The whole point of crypto is there cannot be a last lender of resort since crypto is not fiat money. It’s full on Austrian school of economics – what you’re seeing is creative destruction. Whether that’s the right thing to do or not will be decided in the marketplace more than in arguments. Having said that, these exchanges are regular companies sometimes listed like CoinBase, and it’s possible to buy crypto with fiat. And yes, some regulatory framework would probably be welcome as long as it doesn’t strangle the industry.
upvoted and then took it back, because of the last sentence. there is no “some”. “some” is a toehold that leads to government agencies chasing more power and a bigger budget, and ultimately crypto becoming just another wall street thing, instead of potentially disrupting wall street.
Take something like stable coins. Someone comes up and says this coin tracks USD with such and such method. Who’s there to guarantee this claim – that there’s not a criminal element. Yes there’s code and blockchain for crypto, but what other places where it interacts with the “real” economy? Also, what about taxation? Is crypto an asset, a commodity, or currency?

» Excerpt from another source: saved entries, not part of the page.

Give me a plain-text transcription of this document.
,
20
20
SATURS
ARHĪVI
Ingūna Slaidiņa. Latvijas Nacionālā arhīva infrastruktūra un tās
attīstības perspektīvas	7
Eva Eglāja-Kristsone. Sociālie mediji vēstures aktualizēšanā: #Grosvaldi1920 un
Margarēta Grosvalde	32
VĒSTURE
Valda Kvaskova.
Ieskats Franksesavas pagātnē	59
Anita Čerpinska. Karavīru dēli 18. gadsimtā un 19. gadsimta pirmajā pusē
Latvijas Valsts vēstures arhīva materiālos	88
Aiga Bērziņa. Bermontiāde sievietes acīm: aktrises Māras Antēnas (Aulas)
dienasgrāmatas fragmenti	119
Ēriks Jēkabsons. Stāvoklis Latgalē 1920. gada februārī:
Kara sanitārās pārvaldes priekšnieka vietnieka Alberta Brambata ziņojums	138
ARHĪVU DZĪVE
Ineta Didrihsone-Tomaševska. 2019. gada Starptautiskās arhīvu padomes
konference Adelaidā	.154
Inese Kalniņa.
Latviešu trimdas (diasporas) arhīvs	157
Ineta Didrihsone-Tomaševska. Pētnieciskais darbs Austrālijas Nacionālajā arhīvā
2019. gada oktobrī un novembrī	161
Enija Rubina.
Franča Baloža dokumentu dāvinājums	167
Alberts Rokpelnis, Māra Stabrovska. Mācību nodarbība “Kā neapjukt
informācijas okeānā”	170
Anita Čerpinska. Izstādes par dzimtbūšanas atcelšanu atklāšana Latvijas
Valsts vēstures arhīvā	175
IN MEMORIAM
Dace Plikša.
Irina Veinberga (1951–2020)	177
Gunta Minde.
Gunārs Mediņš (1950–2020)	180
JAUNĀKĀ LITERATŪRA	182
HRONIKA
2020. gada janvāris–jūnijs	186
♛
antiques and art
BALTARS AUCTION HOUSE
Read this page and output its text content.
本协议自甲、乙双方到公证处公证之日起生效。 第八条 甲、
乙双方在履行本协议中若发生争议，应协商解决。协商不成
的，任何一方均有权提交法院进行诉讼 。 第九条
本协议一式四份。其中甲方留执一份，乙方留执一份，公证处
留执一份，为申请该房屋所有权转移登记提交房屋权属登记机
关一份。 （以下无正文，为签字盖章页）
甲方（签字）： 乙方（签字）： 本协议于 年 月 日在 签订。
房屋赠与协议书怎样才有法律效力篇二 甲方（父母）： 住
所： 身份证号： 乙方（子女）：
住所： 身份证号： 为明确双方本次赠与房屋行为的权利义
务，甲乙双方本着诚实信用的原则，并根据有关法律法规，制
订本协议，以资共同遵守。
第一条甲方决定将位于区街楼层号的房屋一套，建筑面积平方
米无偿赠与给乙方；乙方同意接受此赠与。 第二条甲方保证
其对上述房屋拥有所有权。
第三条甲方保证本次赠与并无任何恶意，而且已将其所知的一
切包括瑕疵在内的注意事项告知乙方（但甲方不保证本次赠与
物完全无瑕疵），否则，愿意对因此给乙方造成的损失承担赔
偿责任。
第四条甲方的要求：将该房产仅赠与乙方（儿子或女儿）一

I hadn’t followed this closely, thank you for the information, I was wondering why the cryptos dumped over night.
If Binance follows we will reach some very low points indeed.
In fact, I suspect it may bring down some regular banks if the crypto ones fail.
all the complaining about how crypto needs to be regulated, because dumb people throw everything at it and then complain that they didn’t know what they’re getting into.
it’s amazing to me that the internet and crypto became things precisely because there was no one holding them back.
complain about short sellers and citizen journalists. they’re the real evildoers, here.
no – don’t. both did exactly what they should do. that’s the beauty of not having regulation in a space. it’s literally self-regulating.
if you lost everything in mt. gox or ftx, i’m sorry for you. next time, try to be more careful.
one more thought on this: there is a real threat of contagion, and breaking something bigger (i was tempted to say “more important” but that’s just code for hurting the establishment). but you gotta break big things, cut down big trees, churn out the “too big to fail”. cancer is what happens when some cells get to live forever.